A limit on how much the interest rate can change, either at each adjustment period or over the life of the loan.

Rate Lock-in:

A written agreement in which the lender guarantees the borrower a specified interest rate, provided the loan closes within a set period of time.


Refinancing:

The process of paying off one loan with the proceeds from a new loan using the same property as security.

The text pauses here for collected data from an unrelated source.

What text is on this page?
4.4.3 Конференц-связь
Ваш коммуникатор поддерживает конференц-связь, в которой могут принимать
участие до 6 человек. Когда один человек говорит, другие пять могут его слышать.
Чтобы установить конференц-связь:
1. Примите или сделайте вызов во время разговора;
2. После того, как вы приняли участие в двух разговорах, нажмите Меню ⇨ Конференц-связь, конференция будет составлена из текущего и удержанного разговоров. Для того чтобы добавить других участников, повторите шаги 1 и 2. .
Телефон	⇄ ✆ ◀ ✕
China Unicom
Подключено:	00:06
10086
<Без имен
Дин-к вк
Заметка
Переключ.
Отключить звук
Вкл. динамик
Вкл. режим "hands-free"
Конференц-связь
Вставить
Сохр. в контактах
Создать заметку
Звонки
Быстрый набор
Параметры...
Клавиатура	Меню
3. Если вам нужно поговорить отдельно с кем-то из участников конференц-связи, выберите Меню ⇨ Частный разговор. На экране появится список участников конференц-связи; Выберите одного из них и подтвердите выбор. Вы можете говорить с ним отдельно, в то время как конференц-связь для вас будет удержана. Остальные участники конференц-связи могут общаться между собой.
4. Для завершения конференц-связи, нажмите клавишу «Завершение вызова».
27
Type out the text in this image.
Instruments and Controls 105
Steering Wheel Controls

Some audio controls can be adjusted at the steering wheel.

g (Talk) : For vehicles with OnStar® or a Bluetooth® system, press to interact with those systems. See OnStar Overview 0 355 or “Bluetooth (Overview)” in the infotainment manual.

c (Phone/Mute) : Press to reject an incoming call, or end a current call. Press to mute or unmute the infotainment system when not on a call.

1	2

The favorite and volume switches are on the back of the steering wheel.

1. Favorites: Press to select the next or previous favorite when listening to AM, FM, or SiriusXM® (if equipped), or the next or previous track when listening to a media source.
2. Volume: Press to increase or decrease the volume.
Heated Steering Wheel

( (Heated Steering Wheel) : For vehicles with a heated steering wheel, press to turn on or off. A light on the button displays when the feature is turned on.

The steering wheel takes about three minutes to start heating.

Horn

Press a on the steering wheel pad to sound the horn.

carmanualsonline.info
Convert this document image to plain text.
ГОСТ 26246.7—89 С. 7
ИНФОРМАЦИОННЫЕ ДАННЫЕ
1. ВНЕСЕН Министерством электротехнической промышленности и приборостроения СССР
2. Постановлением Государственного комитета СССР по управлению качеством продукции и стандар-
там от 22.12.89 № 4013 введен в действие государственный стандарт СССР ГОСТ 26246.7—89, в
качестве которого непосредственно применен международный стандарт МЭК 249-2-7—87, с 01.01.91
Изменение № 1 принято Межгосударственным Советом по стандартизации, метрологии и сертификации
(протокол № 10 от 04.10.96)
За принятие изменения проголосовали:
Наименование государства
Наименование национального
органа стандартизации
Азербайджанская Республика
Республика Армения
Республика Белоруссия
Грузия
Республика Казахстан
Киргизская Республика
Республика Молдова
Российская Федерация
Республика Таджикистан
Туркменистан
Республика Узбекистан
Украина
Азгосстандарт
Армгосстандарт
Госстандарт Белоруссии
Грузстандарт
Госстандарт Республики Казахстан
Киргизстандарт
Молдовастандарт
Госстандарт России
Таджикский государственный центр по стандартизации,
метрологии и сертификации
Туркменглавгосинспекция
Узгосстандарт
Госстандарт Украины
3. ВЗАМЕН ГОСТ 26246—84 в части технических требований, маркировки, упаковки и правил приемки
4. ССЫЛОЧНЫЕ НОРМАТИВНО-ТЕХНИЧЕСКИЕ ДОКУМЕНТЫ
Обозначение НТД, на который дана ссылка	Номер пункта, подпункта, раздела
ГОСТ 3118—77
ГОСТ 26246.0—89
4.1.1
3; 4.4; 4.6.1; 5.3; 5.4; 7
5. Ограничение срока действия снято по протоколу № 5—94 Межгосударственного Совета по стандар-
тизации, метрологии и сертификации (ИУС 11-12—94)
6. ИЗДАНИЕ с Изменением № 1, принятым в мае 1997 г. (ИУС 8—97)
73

Residential Mortgage Credit Report:

A report requested by your lender that utilizes information from at least two of the three national credit bureaus and information provided on your loan application.

Seller-take-back:

An agreement in which the owner of a property provides financing, often in combination with an assumed mortgage.


Survey:

A print showing the measurements of the boundaries of a parcel of land, together with the location of all improvements on the land and sometimes its area and topography.


Tenants-by-Entirety:

A form of ownership in which husband and wife are co-owners with rights of survivorship.

Tenants-in-Common:

An undivided interest in property taken by two or more persons. The interest need not be equal. Upon death of one or more persons, there is no right of survivorship.

Title:

The evidence one has of right to possession of land.


Title Insurance:

Insurance against loss resulting from defects of title to a specifically described parcel of real property.


Title Search:

An investigation into the history of ownership of a property to check for liens, unpaid claims, restrictions or problems, to prove that the seller can transfer free and clear ownership.

Total Debt Ratio:

Monthly debt and housing payments divided by gross monthly income. Also known as Obligations-to-Income Ratio or Back-End Ratio.


Truth-in-Lending Act:

A federal law requiring a disclosure of credit terms using a standard format. This is intended to facilitate comparisons between the lending terms of different financial institutions.

Underwriting:

The process of verifying data and approving a loan.

Variable Rate:

An interest rate that changes periodically in relation to an index. Payments may increase or decrease accordingly.


Veterans Administration Loan (VA):

A government agency guaranteeing mortgage loans with no down payment to qualified veterans.